Cet événement a déclenché des émeutes dans le village habituellement calme d'Oupeye.
Dans les heures qui ont suivi, les policiers ont été la cible de jets de pierres et des combis de police ont été endommagés.
D'autres émeutes ont été commises plus tard et ont également donné lieu à des poursuites.
Cinq suspects, des proches du défunt, ont été identifiés. Devant le tribunal, ils ont bénéficié de peines de travail. Mais le parquet a fait appel de cette décision.
Effet de groupe
Devant la cour, les prévenus ont une nouvelle fois reconnu leur participation aux faits. Ils ont expliqué qu'ils avaient été emportés suite à l'émotion générée par les faits, mais également par un effet de groupe. Ils ont aussi évoqué de la désinformation qui a été partagée sur les réseaux sociaux.
Trois des prévenus sont déjà connus de la justice. Ils ont déjà été condamnés après avoir commis des faits de violence. Le parquet général a requis des peines de prison sans s'opposer au sursis probatoire.
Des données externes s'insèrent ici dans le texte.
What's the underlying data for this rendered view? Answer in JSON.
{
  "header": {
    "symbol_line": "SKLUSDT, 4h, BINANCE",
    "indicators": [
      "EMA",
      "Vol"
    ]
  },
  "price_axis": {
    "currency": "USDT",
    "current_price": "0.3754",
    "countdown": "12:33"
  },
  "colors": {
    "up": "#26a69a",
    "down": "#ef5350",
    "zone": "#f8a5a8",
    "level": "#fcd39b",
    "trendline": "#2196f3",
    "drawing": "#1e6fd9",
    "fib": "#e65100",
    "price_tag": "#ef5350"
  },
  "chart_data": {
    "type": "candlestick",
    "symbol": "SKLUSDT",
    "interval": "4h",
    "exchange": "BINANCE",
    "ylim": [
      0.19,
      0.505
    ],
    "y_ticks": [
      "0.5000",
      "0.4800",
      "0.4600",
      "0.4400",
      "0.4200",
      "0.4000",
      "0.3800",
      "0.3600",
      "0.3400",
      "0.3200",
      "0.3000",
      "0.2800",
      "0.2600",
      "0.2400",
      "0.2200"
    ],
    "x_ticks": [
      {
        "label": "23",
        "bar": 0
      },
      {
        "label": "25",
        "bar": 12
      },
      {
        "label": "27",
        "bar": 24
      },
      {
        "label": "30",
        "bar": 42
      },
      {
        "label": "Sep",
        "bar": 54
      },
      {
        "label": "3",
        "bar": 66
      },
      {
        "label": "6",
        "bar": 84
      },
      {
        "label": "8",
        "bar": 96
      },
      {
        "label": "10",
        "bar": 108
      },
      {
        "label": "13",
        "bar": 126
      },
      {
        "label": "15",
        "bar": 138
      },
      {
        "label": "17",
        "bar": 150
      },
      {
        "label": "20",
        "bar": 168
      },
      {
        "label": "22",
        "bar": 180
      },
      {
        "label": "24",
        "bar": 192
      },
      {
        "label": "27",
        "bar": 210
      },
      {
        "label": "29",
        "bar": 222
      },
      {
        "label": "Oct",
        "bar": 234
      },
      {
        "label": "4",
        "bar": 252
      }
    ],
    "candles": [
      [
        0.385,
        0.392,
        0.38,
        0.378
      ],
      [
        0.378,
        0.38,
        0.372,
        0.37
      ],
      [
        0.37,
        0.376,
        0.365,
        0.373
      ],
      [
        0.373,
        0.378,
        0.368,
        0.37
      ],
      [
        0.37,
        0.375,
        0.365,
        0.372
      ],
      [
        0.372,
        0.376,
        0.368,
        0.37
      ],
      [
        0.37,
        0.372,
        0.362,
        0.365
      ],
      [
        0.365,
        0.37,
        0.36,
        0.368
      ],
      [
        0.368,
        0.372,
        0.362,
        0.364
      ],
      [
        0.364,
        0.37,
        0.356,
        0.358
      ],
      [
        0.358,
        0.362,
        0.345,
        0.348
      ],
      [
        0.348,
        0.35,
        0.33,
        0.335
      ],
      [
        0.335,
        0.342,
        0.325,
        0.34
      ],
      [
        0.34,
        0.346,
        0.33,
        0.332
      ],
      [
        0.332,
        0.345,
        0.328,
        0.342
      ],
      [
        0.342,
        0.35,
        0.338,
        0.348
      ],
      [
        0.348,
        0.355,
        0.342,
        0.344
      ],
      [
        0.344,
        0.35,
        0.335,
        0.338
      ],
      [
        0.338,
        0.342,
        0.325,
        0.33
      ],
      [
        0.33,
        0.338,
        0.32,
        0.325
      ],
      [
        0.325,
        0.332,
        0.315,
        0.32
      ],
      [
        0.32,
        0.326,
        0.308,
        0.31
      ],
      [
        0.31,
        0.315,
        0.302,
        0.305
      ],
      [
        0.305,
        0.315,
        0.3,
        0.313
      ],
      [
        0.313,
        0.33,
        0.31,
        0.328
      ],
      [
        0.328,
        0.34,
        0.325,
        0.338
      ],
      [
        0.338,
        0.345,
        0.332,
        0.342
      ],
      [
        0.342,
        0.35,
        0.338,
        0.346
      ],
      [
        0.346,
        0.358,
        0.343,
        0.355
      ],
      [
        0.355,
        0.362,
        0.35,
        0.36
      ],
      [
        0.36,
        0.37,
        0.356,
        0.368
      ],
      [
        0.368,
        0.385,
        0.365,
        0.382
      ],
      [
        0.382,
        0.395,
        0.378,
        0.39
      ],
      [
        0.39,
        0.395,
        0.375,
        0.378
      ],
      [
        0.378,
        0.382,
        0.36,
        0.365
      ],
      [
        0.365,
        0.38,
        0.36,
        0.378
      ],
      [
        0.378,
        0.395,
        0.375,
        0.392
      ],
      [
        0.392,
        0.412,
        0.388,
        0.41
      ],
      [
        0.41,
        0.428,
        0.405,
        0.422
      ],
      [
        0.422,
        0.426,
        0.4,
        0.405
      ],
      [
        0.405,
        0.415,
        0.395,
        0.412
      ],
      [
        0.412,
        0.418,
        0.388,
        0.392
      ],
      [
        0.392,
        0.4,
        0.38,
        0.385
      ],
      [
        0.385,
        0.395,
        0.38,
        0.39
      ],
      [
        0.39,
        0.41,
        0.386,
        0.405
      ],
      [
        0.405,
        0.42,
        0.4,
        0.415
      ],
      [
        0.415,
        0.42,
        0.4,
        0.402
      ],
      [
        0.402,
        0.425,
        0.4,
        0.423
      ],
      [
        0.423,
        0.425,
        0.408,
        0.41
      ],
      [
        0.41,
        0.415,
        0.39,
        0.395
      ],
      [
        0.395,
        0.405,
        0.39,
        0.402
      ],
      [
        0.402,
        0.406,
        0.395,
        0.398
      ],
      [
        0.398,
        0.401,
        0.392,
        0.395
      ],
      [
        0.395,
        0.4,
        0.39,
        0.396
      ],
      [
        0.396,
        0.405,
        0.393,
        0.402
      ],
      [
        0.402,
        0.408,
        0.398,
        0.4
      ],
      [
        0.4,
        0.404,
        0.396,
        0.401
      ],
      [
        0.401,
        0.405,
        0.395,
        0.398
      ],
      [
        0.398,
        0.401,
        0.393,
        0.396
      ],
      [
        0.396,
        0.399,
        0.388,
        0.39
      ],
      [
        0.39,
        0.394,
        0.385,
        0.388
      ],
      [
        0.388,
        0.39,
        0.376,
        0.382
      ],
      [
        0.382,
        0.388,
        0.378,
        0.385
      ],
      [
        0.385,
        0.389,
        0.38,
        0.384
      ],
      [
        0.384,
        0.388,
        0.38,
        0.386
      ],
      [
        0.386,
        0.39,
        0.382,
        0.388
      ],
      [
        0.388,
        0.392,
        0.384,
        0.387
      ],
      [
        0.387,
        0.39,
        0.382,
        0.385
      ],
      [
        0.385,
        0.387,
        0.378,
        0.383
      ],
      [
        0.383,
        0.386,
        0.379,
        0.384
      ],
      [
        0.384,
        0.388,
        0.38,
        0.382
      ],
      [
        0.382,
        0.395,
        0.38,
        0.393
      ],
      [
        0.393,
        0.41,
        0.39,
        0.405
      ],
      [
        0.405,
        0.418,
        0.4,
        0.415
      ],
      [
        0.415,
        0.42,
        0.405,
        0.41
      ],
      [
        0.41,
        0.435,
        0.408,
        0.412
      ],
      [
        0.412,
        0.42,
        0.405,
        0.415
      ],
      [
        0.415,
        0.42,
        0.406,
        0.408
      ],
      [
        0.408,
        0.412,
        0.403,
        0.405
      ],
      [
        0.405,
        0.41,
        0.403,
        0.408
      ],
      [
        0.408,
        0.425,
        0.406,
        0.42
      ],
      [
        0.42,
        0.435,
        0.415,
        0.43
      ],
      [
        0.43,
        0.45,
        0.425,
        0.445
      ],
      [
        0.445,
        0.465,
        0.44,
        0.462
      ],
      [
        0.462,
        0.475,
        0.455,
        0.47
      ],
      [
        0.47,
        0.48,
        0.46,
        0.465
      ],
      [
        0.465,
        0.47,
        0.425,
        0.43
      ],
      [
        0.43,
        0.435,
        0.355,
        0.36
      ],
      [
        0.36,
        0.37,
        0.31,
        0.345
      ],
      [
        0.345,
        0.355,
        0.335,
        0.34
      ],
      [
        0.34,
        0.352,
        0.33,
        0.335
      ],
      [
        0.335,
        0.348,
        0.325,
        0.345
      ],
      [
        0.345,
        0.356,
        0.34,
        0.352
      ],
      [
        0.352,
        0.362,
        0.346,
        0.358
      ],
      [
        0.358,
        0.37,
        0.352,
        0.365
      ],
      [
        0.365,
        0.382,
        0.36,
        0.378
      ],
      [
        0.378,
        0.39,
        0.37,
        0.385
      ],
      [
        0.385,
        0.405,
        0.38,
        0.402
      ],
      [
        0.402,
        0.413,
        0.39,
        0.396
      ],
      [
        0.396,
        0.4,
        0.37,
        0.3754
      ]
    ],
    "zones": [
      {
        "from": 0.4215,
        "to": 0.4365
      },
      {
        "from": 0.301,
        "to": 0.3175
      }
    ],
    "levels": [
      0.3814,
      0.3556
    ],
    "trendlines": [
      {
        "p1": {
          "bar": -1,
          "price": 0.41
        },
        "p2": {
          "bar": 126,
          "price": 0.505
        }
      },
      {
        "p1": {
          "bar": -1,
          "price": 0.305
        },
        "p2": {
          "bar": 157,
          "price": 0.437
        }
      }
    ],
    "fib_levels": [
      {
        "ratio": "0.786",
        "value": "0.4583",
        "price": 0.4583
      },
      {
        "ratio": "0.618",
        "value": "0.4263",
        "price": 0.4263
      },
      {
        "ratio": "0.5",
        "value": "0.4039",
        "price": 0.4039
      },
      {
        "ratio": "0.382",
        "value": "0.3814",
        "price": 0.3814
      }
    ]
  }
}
La magistrate ne s'est pas opposée à des peines de 200 et 250 heures de travail pour les deux prévenus qui n'ont pas d'antécédent judiciaires. En cas d'inexécution de cette peine de travail, le parquet général a demandé à la cour de leur infliger une peine de deux ans de prison.
Les magistrats devraient rendre leur décision le 19 mai prochain.